This advanced lecture introduces various kinds of advanced technologies used to support human learning (e.g., in school classrooms). We will review and critically analyze different techniques, learning science theories and principles, “learning engineering” efforts, and technological features that are embedded in such systems. We will work on a group-based project in which students will conduct an end-to-end cycle of designing, implementing, and testing (via a small experiment or user study) a learning technology for a target goal/domain, guided by the instructor and teaching team. The goal of this lecture is to help you understand core technologies and approaches used in the design/development of learning technologies (that are used in practice) and to equip you with the skills of designing/developing a piece of learning technology and evaluation its effectiveness on learning, engagement, and on related constructs. The course welcomes students with any background (in terms of cultural, racial, disciplinary, and technological) — we are looking forward to building a community of learners with diverse perspective to engage in deep discussions and hands-on activities.
The rise of artificial intelligence (AI) is transforming everyday lives, including education, and it requires us a deep understanding of and research insights into its applications and implications in the field. This seminar aims to equip students with the knowledge and skills needed to critically analyze AI in education and contribute to this evolving field. The seminar is jointly taught by Prof. Tomohiro Nagashima in the CS department and Dr. Sarah Malone in the Education Science department, and it targets students in both departments, as well as those from other departments!

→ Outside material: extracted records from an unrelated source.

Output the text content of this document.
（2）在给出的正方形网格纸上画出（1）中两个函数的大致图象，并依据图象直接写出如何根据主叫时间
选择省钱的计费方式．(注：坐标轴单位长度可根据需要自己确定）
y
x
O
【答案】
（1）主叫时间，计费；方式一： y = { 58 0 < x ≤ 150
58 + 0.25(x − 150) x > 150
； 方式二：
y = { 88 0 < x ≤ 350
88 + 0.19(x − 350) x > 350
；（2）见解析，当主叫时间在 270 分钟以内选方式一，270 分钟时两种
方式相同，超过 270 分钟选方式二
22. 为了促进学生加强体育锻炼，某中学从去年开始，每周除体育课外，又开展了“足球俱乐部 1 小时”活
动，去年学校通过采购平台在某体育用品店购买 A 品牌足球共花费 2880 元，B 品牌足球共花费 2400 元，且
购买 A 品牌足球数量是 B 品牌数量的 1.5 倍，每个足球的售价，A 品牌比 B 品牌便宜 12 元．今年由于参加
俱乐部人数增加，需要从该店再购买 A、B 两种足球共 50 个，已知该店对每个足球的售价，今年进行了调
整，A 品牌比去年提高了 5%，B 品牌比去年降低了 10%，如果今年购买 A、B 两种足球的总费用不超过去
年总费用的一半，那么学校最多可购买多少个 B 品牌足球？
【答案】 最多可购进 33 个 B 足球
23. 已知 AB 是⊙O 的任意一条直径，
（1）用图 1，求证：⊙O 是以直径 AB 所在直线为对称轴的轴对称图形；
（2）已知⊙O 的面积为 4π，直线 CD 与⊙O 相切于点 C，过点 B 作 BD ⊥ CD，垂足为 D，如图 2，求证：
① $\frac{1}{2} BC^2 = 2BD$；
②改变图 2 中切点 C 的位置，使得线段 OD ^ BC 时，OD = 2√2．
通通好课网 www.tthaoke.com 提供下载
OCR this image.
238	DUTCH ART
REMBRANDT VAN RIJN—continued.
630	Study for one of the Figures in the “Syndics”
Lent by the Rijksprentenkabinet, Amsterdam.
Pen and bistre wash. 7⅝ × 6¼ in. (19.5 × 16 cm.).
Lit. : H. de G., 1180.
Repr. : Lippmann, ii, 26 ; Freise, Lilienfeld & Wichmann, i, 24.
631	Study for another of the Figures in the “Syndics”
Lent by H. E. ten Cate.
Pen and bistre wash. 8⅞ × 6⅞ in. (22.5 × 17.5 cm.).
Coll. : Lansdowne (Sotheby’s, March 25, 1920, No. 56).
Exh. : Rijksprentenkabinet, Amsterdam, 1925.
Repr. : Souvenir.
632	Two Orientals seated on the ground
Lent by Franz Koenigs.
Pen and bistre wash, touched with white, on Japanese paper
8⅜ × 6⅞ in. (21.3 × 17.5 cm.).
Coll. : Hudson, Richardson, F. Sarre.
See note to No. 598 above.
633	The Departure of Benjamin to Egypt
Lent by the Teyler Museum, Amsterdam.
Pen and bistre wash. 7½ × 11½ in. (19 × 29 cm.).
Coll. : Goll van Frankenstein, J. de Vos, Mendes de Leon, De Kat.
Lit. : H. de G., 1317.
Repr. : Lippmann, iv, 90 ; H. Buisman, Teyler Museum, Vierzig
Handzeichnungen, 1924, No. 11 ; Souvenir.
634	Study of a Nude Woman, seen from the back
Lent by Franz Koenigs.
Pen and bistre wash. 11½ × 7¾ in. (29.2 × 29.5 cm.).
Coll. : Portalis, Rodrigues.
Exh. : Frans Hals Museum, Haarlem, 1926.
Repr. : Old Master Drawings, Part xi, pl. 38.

During the seminar, students will collaboratively design and develop a “Living AI-education Dashboard,” a dynamic resource that summarizes and visualizes current research, trends, and data on AI in education. Through project-based learning, students will gain hands-on experience in data visualization, dashboard development, dashboard design, and research methods (e.g., how to conduct systematic literature review). Students would also be testing the dashboard with “real” stakeholders. They will also develop interdisciplinary thinking by integrating concepts from both computer science and education science and through collaborations across the domains. The course is taught by an interdisciplinary team that encourages collaboration between departments and prepares students to tackle complex, real-world problems.
This seminar is designed for students who have a research idea, or even just a broad curiosity, and want to learn how to turn it into a concrete empirical study design in Human–AI Interaction. The goal is to help students move from a broad research interest to a clear, feasible, and well-justified study design that can serve as the basis for a master’s thesis or doctoral research proposal.
The seminar covers key stages of empirical research design, including identifying a research problem, conducting a critical literature review, formulating research questions, comparing methodological approaches, designing studies, and articulating expected contributions. The seminar will also touch on critical and creative thinking as important foundations for research design: how to evaluate existing work carefully, generate original ideas, and turn them into meaningful study designs.
This seminar will be highly interactive and activity-based. It will combine short teaching inputs, paper discussions, hands-on activities, peer feedback, and research proposal development workshops. Students will read and discuss selected papers from Human–AI Interaction and related HCI research, while gradually developing their own empirical research proposal throughout the semester.
By the end of the seminar, students are expected to have a structured proposal draft and a clearer understanding of how to design an empirical study from the initial idea to a concrete research plan.